= 1924 Oxford by-election =

UK parliamentary by-election

The 1924 Oxford by-election was a parliamentary by-election held on 5 June 1924 for the British House of Commons constituency of Oxford.

==Vacancy==
The seat had become vacant when the Liberal Member of Parliament (MP) Frank Gray was unseated on petition on 14 May, after his agent had falsified the account for his expenses at the 1923 election. Gray had held the seat since the 1922 election.

==Electoral history==
The result of the last General Election;

Gray

1923 general election: Oxford
| Party |  | Candidate | Votes | % | ±% |
|---|---|---|---|---|---|
|  | Liberal | Frank Gray | 12,311 | 56.1 | −2.9 |
|  | Conservative | Robert Bourne | 9,618 | 43.9 | +2.9 |
| Majority |  |  | 2,693 | 12.2 | −5.8 |
| Turnout |  |  | 21,929 | 83.5 | −0.3 |
|  | Liberal hold |  | Swing | -2.9 |  |

== Candidates ==

Fry

- On 16 May, the Oxford Liberal Association immediately invited the 52-year-old C.B. Fry, to defend the seat. He had been an all-round sportsman who was best known as an England cricketer. Fry had contested Brighton in the 1922 election and the neighbouring seat of Banbury in the 1923 election.
- The Conservative Party selected the 35-year-old Robert Bourne, who had been a member of the New College boat which won silver in the men’s eights at the 1912 Olympics.
- The Labour Party who had not fielded a candidate before, selected the 26-year-old Kenneth Lindsay, recently down from Worcester and contesting his first Parliamentary election. He had been President of the Oxford Union in Michaelmas 1922.

==Campaign==
All three candidates were former Oxford Blues enabling the popular press to dub the campaign 'The Battle of the Blues'.

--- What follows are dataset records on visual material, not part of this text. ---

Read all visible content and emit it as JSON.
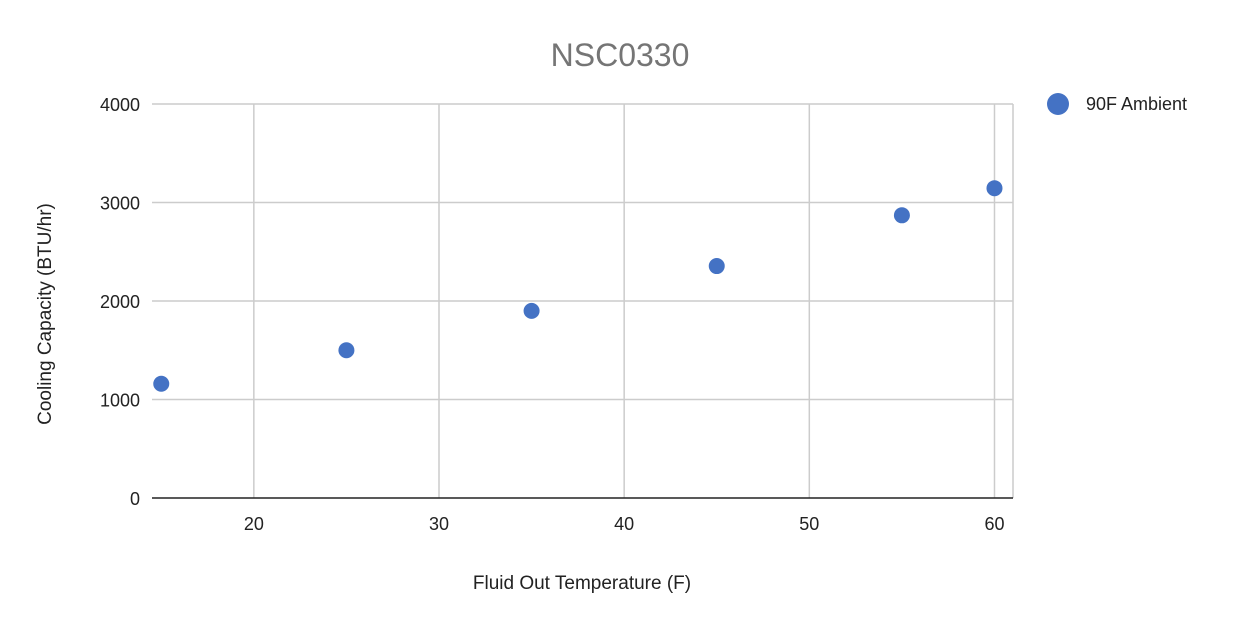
{
  "chart_data": {
    "type": "scatter",
    "title": "NSC0330",
    "xlabel": "Fluid Out Temperature (F)",
    "ylabel": "Cooling Capacity (BTU/hr)",
    "xlim": [
      14.5,
      61
    ],
    "ylim": [
      0,
      4000
    ],
    "x_ticks": [
      20,
      30,
      40,
      50,
      60
    ],
    "y_ticks": [
      0,
      1000,
      2000,
      3000,
      4000
    ],
    "grid": true,
    "legend_position": "right",
    "series": [
      {
        "name": "90F Ambient",
        "color": "#4472c4",
        "x": [
          15,
          25,
          35,
          45,
          55,
          60
        ],
        "y": [
          1160,
          1500,
          1900,
          2355,
          2870,
          3145
        ]
      }
    ]
  }
}
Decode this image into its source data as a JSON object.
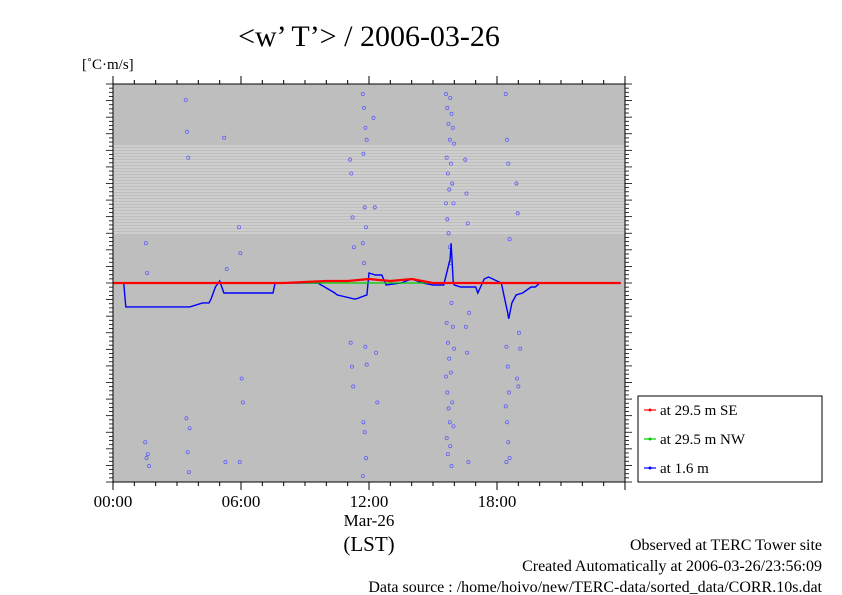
{
  "chart_data": {
    "type": "line",
    "title": "<w’ T’> / 2006-03-26",
    "ylabel": "[˚C·m/s]",
    "xlabel": "(LST)",
    "date_label": "Mar-26",
    "x_tick_labels": [
      "00:00",
      "06:00",
      "12:00",
      "18:00"
    ],
    "x_ticks_hours": [
      0,
      6,
      12,
      18
    ],
    "xlim": [
      0,
      24
    ],
    "ylim": [
      -1.0,
      1.0
    ],
    "grid": true,
    "legend_position": "bottom-right outside",
    "background_color": "#bebebe",
    "series": [
      {
        "name": "at 29.5 m SE",
        "color": "#ff0000",
        "x": [
          0,
          2,
          4,
          6,
          8,
          10,
          11,
          12,
          13,
          14,
          15,
          16,
          17,
          18,
          19,
          20,
          22,
          23.8
        ],
        "y": [
          0.0,
          0.0,
          0.0,
          0.0,
          0.0,
          0.01,
          0.01,
          0.02,
          0.01,
          0.02,
          0.0,
          0.0,
          0.0,
          0.0,
          0.0,
          0.0,
          0.0,
          0.0
        ]
      },
      {
        "name": "at 29.5 m NW",
        "color": "#00cc00",
        "x": [
          0,
          6,
          12,
          18,
          23.8
        ],
        "y": [
          0.0,
          0.0,
          0.0,
          0.0,
          0.0
        ]
      },
      {
        "name": "at 1.6 m",
        "color": "#0000ff",
        "x": [
          0,
          0.5,
          0.6,
          1.5,
          3.0,
          3.6,
          4.2,
          4.5,
          4.6,
          4.8,
          5.0,
          5.2,
          7.5,
          7.6,
          9.6,
          10.4,
          10.5,
          11.3,
          11.4,
          11.9,
          12.0,
          12.3,
          12.6,
          12.8,
          13.5,
          14.0,
          14.5,
          15.0,
          15.5,
          15.8,
          15.85,
          15.95,
          16.0,
          16.3,
          17.0,
          17.1,
          17.4,
          17.6,
          18.0,
          18.2,
          18.5,
          18.55,
          18.7,
          18.9,
          19.2,
          19.6,
          19.8,
          20.0,
          20.2,
          23.8
        ],
        "y": [
          0.0,
          0.0,
          -0.12,
          -0.12,
          -0.12,
          -0.12,
          -0.1,
          -0.1,
          -0.08,
          -0.02,
          0.01,
          -0.05,
          -0.05,
          0.0,
          0.0,
          -0.05,
          -0.06,
          -0.08,
          -0.08,
          -0.06,
          0.05,
          0.04,
          0.04,
          -0.01,
          0.0,
          0.02,
          0.0,
          -0.01,
          -0.01,
          0.12,
          0.2,
          0.0,
          -0.01,
          -0.02,
          -0.02,
          -0.05,
          0.02,
          0.03,
          0.01,
          0.0,
          -0.15,
          -0.18,
          -0.1,
          -0.06,
          -0.05,
          -0.02,
          -0.02,
          0.0,
          0.0,
          0.0
        ]
      }
    ]
  },
  "footer": {
    "line1": "Observed at TERC Tower site",
    "line2": "Created Automatically at 2006-03-26/23:56:09",
    "line3": "Data source : /home/hoivo/new/TERC-data/sorted_data/CORR.10s.dat"
  }
}
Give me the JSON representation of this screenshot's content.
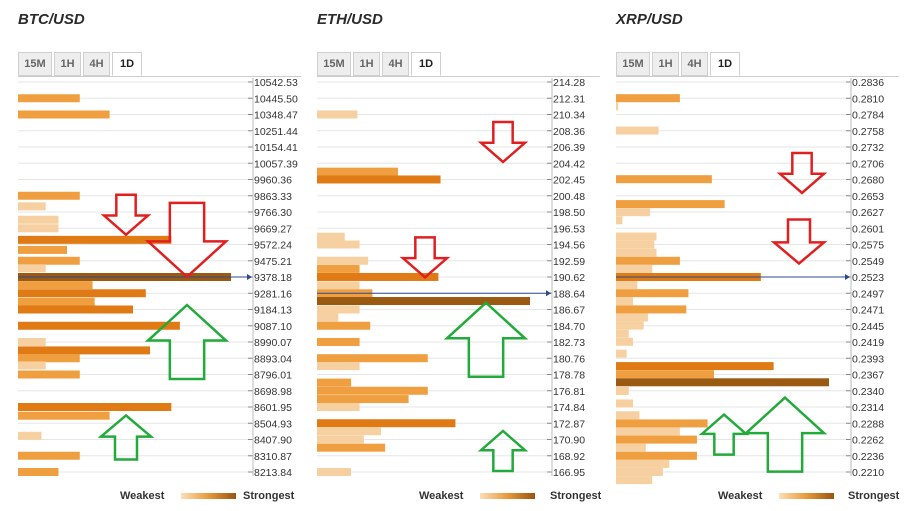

Former Liberal MP Frank Gray, despite being barred from standing, was still very popular in the constituency and he was active in support of Fry throughout the campaign. During the campaign Fry advocated the introduction of equal opportunities for women, the imposition of responsibilities on the fathers of illegitimate children and the introduction of a tax system that would give privacy and independence to married women.

== Result ==
The result was a gain for the Conservatives.

1924 Oxford by-election
| Party |  | Candidate | Votes | % | ±% |
|---|---|---|---|---|---|
|  | Conservative | Robert Bourne | 10,079 | 47.8 | +3.9 |
|  | Liberal | C.B. Fry | 8,237 | 39.1 | −17.0 |
|  | Labour | Kenneth Lindsay | 2,769 | 13.1 | New |
| Majority |  |  | 1,842 | 8.7 | N/A |
| Turnout |  |  | 21,085 | 80.3 | −3.2 |
|  | Conservative gain from Liberal |  | Swing | +10.5 |  |

==Aftermath==
Bourne would hold the seat at the following General Election later in the year.